Современное неодобрительное отношение не должно заслонять от нас креативные стороны патриархального, нелиберального и все-таки модерного гуманизма, выстроенного субъектами модерности, чью деятельность мы проанализировали. Тема «природного братства», подкреплявшая использование националистами древних патрилинейных категорий – «кула», «вамса»[664], «пурбапуруш»[665], – продолжала быть актуальной в XX веке для значительной части «бхадралок» – представителей бенгальского среднего класса. В нескольких самых популярных романах 1920–1930-х годов (позднее экранизированных) разрабатывали тему кризиса братской любви и расширенной семьи[666].
Было бы также ошибкой считать модерность, консолидировавшуюся в вопросе женского образования вокруг идеологии «грихалакшми», железной клеткой несвободы. Знаковым в данном вопросе может считаться малоизвестный, но отнюдь не уникальный текст XIX века, брошюра с названием «Патибрата дхарма» (и английским подзаголовком «Трактат о женском целомудрии»), написанная около 1870 года женщиной по имени Дайямайи Дази. В этой книге мы безошибочно распознаем отпечаток буржуазного проекта европейской модерности – проекта воспитания женщин в духе одновременно и товарищества, и верности мужу. Название книги и наличие английского подзаголовка помещают книгу в рамки традиции бенгальской викторианы. Поддерживаемая супругом в своем желании читать и писать, Дайямайи Дази сочинила трактат об обязанностях женщин, принадлежащих определенной «куле» – «куламинир картабайя». «Кула» в данном этом тексте служит термином, соединяющим домашнее с национальным. Чтобы выразить свое понимание национализма, Дази взяла цитату из «Брахмавайварта-пураны»[667]: «Земля, благословенная женщинами [преданными своим мужьям] <…> сравнима с небесами, а люди в этой стране должны почитать своих женщин как богинь»[668].

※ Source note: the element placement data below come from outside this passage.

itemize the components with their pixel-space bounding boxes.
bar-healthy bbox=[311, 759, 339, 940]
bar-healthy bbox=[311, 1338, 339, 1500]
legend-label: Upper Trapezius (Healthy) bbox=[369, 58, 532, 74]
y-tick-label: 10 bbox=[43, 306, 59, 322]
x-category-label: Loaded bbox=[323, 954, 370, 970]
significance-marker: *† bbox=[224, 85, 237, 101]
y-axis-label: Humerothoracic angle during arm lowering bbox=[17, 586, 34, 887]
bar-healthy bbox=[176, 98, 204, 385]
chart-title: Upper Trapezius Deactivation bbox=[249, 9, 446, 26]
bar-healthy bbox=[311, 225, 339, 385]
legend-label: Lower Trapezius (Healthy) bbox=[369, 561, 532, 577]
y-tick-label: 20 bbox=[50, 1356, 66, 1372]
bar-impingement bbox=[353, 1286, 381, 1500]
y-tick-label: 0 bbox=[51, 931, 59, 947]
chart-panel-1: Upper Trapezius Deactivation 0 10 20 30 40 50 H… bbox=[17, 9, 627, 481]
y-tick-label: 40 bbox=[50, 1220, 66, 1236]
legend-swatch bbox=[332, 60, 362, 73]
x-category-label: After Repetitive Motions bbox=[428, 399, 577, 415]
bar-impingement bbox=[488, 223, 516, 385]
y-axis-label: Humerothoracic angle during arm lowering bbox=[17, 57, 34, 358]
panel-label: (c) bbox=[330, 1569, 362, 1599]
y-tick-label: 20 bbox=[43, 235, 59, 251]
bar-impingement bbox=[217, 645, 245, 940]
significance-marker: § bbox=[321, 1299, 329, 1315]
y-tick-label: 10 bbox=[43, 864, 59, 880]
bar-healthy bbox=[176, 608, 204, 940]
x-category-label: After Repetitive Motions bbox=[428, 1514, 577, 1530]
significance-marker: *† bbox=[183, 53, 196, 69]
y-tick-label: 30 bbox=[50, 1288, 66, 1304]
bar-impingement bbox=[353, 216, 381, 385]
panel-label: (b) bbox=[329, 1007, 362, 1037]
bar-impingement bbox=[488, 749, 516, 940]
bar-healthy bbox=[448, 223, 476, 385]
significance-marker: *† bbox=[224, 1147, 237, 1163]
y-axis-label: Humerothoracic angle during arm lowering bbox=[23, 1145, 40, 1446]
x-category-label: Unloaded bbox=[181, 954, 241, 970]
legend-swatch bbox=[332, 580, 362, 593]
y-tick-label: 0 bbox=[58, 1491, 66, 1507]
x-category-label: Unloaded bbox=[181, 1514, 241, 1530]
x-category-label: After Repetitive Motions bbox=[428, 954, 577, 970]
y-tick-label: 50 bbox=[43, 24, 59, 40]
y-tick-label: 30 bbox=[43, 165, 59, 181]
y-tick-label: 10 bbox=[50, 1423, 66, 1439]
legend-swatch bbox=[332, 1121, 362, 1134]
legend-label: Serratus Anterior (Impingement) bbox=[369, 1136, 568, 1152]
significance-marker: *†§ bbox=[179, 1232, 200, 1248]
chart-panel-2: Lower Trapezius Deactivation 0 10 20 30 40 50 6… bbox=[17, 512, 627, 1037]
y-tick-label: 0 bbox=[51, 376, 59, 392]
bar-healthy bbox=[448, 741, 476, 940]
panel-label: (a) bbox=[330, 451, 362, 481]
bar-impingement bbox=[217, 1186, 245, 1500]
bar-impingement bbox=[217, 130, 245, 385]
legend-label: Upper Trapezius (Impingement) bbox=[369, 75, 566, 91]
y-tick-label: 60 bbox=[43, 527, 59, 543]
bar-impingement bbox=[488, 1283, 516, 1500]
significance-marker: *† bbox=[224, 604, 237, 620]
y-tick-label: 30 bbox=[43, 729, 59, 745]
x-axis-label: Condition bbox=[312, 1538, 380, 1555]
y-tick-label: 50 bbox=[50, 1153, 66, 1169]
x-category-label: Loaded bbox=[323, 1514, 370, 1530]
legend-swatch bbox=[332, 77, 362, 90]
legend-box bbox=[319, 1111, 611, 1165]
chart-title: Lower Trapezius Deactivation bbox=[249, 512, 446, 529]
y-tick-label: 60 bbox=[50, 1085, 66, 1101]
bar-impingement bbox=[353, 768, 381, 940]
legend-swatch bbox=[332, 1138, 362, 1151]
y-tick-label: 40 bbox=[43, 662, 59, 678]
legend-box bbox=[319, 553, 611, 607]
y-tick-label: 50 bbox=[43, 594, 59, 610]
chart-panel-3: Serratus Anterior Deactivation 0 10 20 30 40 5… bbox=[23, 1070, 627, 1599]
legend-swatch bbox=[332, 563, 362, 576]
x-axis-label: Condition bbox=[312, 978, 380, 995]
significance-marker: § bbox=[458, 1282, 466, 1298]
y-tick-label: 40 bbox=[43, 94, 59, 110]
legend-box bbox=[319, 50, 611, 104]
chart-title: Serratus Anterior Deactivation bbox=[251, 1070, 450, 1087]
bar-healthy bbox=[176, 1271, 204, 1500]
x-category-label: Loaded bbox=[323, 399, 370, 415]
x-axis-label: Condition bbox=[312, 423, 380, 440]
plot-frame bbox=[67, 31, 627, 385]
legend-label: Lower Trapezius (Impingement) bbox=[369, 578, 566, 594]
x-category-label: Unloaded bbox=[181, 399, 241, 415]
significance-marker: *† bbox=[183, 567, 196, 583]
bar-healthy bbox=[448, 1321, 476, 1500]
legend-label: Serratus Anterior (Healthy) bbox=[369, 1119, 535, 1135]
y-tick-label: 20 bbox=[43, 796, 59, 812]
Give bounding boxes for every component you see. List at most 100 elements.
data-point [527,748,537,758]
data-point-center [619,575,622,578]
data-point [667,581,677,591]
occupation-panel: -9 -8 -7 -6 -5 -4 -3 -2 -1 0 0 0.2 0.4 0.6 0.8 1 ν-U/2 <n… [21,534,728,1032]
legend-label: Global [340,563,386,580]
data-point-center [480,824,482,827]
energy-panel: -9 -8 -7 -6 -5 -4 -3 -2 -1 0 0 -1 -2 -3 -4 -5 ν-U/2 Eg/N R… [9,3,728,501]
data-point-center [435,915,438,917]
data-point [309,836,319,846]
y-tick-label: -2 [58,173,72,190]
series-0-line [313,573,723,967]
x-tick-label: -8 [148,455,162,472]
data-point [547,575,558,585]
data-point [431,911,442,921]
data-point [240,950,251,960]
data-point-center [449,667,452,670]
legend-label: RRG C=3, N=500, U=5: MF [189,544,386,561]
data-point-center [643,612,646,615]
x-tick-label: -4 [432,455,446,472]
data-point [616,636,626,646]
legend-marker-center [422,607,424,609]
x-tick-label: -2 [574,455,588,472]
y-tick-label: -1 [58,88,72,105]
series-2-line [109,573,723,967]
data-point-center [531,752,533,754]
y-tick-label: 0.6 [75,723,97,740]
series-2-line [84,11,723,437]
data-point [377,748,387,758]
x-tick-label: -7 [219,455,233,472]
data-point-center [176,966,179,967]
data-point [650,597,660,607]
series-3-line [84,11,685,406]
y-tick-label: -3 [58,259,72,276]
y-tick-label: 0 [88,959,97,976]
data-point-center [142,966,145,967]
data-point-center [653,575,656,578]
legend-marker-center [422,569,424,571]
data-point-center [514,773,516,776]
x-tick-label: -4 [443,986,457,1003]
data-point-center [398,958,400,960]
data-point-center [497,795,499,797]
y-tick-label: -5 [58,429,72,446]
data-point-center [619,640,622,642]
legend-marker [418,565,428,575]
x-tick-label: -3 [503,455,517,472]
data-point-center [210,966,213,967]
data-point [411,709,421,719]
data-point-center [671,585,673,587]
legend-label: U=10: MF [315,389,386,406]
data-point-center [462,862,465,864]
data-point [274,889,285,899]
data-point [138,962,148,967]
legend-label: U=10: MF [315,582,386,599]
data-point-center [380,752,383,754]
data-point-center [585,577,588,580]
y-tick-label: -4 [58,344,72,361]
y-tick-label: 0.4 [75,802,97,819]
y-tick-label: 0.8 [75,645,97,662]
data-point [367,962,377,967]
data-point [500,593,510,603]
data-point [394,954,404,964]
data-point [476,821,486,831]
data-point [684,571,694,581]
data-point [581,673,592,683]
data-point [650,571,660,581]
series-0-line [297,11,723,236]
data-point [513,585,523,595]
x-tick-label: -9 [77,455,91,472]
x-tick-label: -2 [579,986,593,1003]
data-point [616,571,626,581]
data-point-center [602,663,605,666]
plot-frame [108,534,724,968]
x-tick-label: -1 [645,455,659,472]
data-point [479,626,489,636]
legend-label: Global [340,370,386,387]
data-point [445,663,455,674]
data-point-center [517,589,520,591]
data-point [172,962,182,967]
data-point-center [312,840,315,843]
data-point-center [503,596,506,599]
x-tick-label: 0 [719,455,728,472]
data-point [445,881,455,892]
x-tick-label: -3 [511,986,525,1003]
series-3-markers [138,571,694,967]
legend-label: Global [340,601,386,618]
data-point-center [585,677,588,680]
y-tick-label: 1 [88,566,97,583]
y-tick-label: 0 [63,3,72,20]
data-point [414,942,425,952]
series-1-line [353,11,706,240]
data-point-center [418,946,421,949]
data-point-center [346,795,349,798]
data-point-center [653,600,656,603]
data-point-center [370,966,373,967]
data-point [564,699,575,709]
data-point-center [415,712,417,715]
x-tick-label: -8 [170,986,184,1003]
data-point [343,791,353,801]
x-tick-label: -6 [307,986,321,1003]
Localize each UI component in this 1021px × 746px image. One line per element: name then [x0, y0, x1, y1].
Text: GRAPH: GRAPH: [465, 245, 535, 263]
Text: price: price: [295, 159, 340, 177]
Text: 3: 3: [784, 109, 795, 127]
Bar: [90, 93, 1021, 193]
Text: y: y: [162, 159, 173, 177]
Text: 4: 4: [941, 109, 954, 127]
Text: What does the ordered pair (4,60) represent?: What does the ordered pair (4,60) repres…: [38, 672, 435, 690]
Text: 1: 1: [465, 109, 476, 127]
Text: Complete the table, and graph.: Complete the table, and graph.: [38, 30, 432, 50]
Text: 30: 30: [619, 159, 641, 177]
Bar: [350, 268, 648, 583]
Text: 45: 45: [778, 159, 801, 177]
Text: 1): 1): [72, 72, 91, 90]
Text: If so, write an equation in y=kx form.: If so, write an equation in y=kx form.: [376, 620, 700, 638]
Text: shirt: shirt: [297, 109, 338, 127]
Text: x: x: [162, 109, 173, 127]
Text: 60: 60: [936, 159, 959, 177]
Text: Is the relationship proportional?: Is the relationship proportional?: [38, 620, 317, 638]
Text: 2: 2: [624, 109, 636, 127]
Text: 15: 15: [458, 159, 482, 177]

Сам акт написания таких книг подразумевает участие не только в патриархальной модели «новой женщины», но и в общественной жизни как таковой. Несмотря на то, что женщины часто воспроизводят патриархальный язык, они могут использовать его как ширму, изображая «скромность» на глазах у публики, но выражая своим текстом чувство индивидуальности, которое никогда не получило бы одобрения доминирующей мужской идеологии. К примеру, Дайямайи пишет нижеприведенный фрагмент как похвалу обобщенному образу мужа. На одном уровне она говорит разрешенным языком модерного патриархального субъекта. А на другом уровне это, возможно, зашифрованный способ говорить о личном со своим супругом на публике, выражая свое личное желание и эротизм. Что именно хотела сказать автор, мы никогда не узнаем. Фрагмент звучит так:
У женщины нет лучшего друга, чем ее супруг. Ведь именно потому, что он помогает прикрыть [женский стыд], его называют «бхарта». Он и «пати», потому что он кормит. Он и «свами», потому что ему принадлежит тело. <…> Он исполняет желания [женщины] и поэтому называется «канта». Он и «банту», потому что делится счастьем, и «парамприйя», потому что дарит любовь, и «раман», потому что дает удовольствие. Посредством своего семени он возвращается через сына. И поэтому так ценится его сын. Но для «куластри» ее супруг дороже, чем даже сотня сыновей.[669]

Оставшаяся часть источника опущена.